As the cyber market matures, it’s increasingly evident that fighting off cyber attacks is going to be an ongoing team effort. Brokers, carriers, cybersecurity organizations and insureds all play a role, from security to training to assessing adequate coverage.

According to the latest Cyber Insurance Outlook report from Arctic Wolf, the risk of cyber attack has become a part of daily operational concern for many organizations. Yet growing awareness of how organizations can protect themselves from attacks and loss still poses a challenge to the insurance industry.

Seventy percent of insurance professionals responding to this most recent survey (77 percent of brokers and 63 percent of carriers) expect the number of new cyber claims to increase, mainly because of steadily growing threat activity.

The Cyber Coverage Gap

One figure the Arctic Wolf report highlights is the discrepancy between cyber coverage figures provided by brokers and those supplied by businesses. While brokers estimate 47 percent of organizations have the coverage they need, 65 percent of responding organizations claim they are covered in the event of a cyber attack.

The report hypothesizes that businesses are unaware of the extent of their coverage or what specifically is needed. This 20 percent gap could represent an opportunity for brokers to reassess clients’ needs and make recommendations for additional protection and mitigation.

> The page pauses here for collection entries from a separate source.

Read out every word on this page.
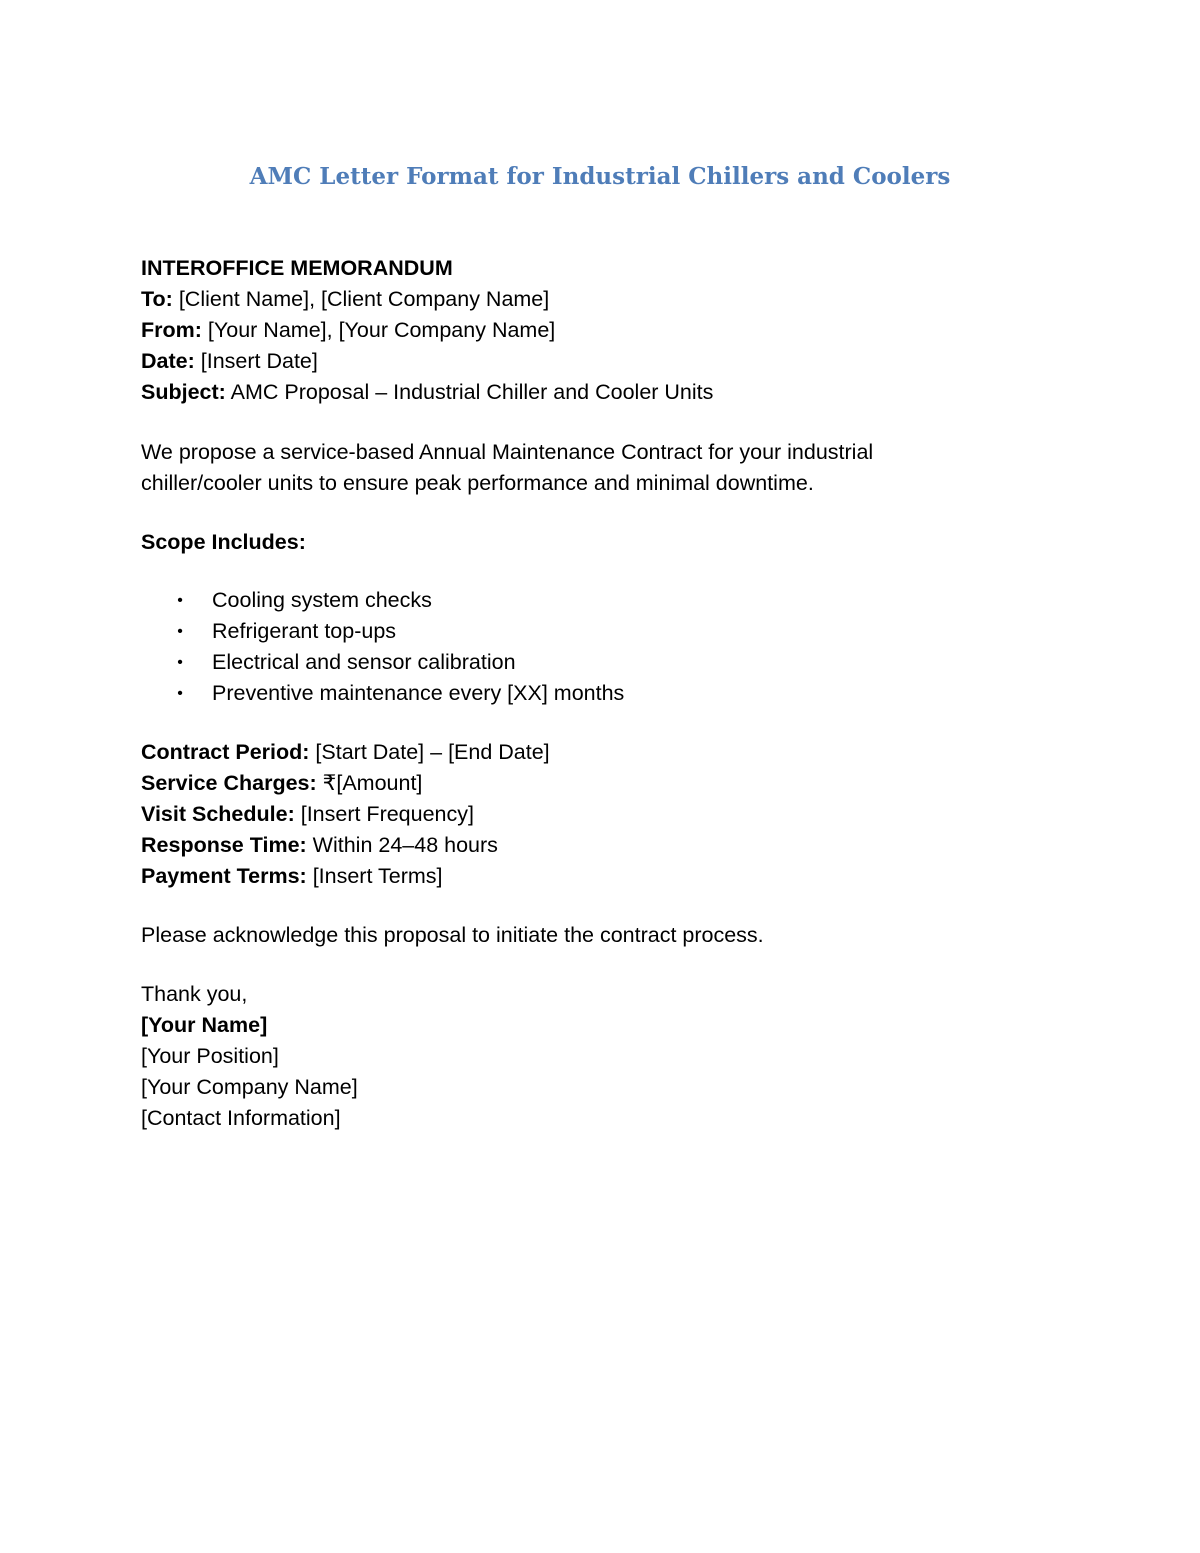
AMC Letter Format for Industrial Chillers and Coolers
INTEROFFICE MEMORANDUM
To: [Client Name], [Client Company Name]
From: [Your Name], [Your Company Name]
Date: [Insert Date]
Subject: AMC Proposal – Industrial Chiller and Cooler Units
We propose a service-based Annual Maintenance Contract for your industrial
chiller/cooler units to ensure peak performance and minimal downtime.
Scope Includes:
• Cooling system checks
• Refrigerant top-ups
• Electrical and sensor calibration
• Preventive maintenance every [XX] months
Contract Period: [Start Date] – [End Date]
Service Charges: ₹[Amount]
Visit Schedule: [Insert Frequency]
Response Time: Within 24–48 hours
Payment Terms: [Insert Terms]
Please acknowledge this proposal to initiate the contract process.
Thank you,
[Your Name]
[Your Position]
[Your Company Name]
[Contact Information]
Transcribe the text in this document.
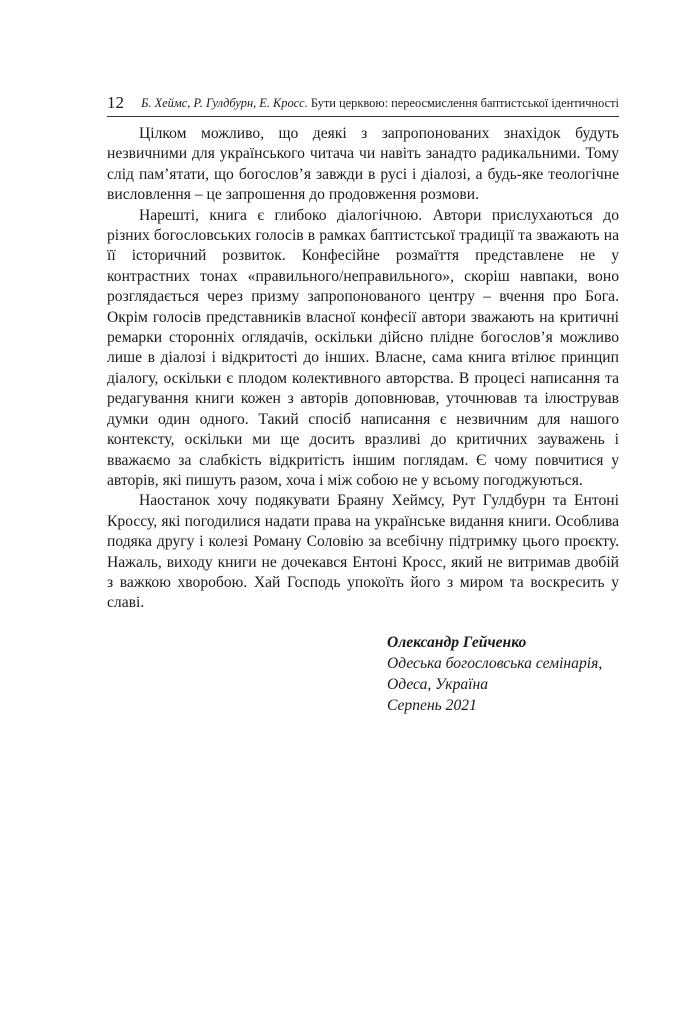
12 Б. Хеймс, Р. Гулдбурн, Е. Кросс. Бути церквою: переосмислення баптистської ідентичності

Цілком можливо, що деякі з запропонованих знахідок будуть незвичними для українського читача чи навіть занадто радикальними. Тому слід пам’ятати, що богослов’я завжди в русі і діалозі, а будь-яке теологічне висловлення – це запрошення до продовження розмови.

Нарешті, книга є глибоко діалогічною. Автори прислухаються до різних богословських голосів в рамках баптистської традиції та зважають на її історичний розвиток. Конфесійне розмаїття представлене не у контрастних тонах «правильного/неправильного», скоріш навпаки, воно розглядається через призму запропонованого центру – вчення про Бога. Окрім голосів представників власної конфесії автори зважають на критичні ремарки сторонніх оглядачів, оскільки дійсно плідне богослов’я можливо лише в діалозі і відкритості до інших. Власне, сама книга втілює принцип діалогу, оскільки є плодом колективного авторства. В процесі написання та редагування книги кожен з авторів доповнював, уточнював та ілюстрував думки один одного. Такий спосіб написання є незвичним для нашого контексту, оскільки ми ще досить вразливі до критичних зауважень і вважаємо за слабкість відкритість іншим поглядам. Є чому повчитися у авторів, які пишуть разом, хоча і між собою не у всьому погоджуються.

Наостанок хочу подякувати Браяну Хеймсу, Рут Гулдбурн та Ентоні Кроссу, які погодилися надати права на українське видання книги. Особлива подяка другу і колезі Роману Соловію за всебічну підтримку цього проєкту. Нажаль, виходу книги не дочекався Ентоні Кросс, який не витримав двобій з важкою хворобою. Хай Господь упокоїть його з миром та воскресить у славі.

Олександр Гейченко
Одеська богословська семінарія,
Одеса, Україна
Серпень 2021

Insurers may also initially reject clients for cyber coverage because they have inadequate security controls in place (26 percent), lack financial stability (21 percent) or can’t supply the insurer with enough information (21 percent). While brokers are most likely to reject a client because of financial instability (23 percent), carriers are more likely to ding potential insureds for missing security protocols (32 percent).

Cautious Cyber Claimants

In the past year, 12 percent of clients with cyber insurance made claims, with ransomware accounting for 18 percent of those claims. Other common claims included data breaches, theft of funds and phishing incidents, including business email compromise.

However, clients who make claims may find that their rate increases because of a claim (66 percent) or that they face increased scrutiny during the renewal process (56 percent). Seven percent reported that they were asked to implement additional controls as a condition of renewal, which could include additional training, upgraded security or other measures.

Insureds may also have claims rejected because they fall outside the terms of their policy (25 percent of rejections), their coverage was less than the total claim (19 percent), the incident fell below the client’s self-insured retention (18 percent), the incident failed to disclose risk on the client’s application (17 percent), or the incident was deemed gross negligence.

Fear of higher rates and cancellation drives some insureds to ignore issues that don’t seem to pose a significant financial, security, or “worst case scenario” threat, the report said.

And prices are increasing, with 53 percent of insurers saying they have seen an overall increase in cyber insurance rates in the last 12 months.

Proactive Protections

North America is considered the global leader in the cyber insurance market. Insurance brokers in North America are more likely to offer both cyber risk control tools and services (73 percent) compared to the global market (68 percent). North American brokers are also more likely to have a designated cyber practice (49 percent) than global counterparts (43 percent).

However, only 45 percent of organizations in the North American region have the necessary cyber coverage compared to higher rates in some European countries. Regulatory requirements in places like the UK and Ireland incentivize organizations to mitigate cyber risk, with cyber insurance serving as a part of those strategies.

Globally, cyber insurers are proactive with their clients to mitigate damage and loss, with 71 percent of insurance brokers partnering with cybersecurity providers to better serve clients, while 94 percent offer ongoing assistance or support to clients.

The majority (69 percent) also offer in-house cyber risk control tools and services, with 45 percent charging separately for these services. Another 25 percent of insurers refer clients to certain cyber risk vendors, with about half of those (12 percent) negotiating pre-arranged discounts or terms with the vendors.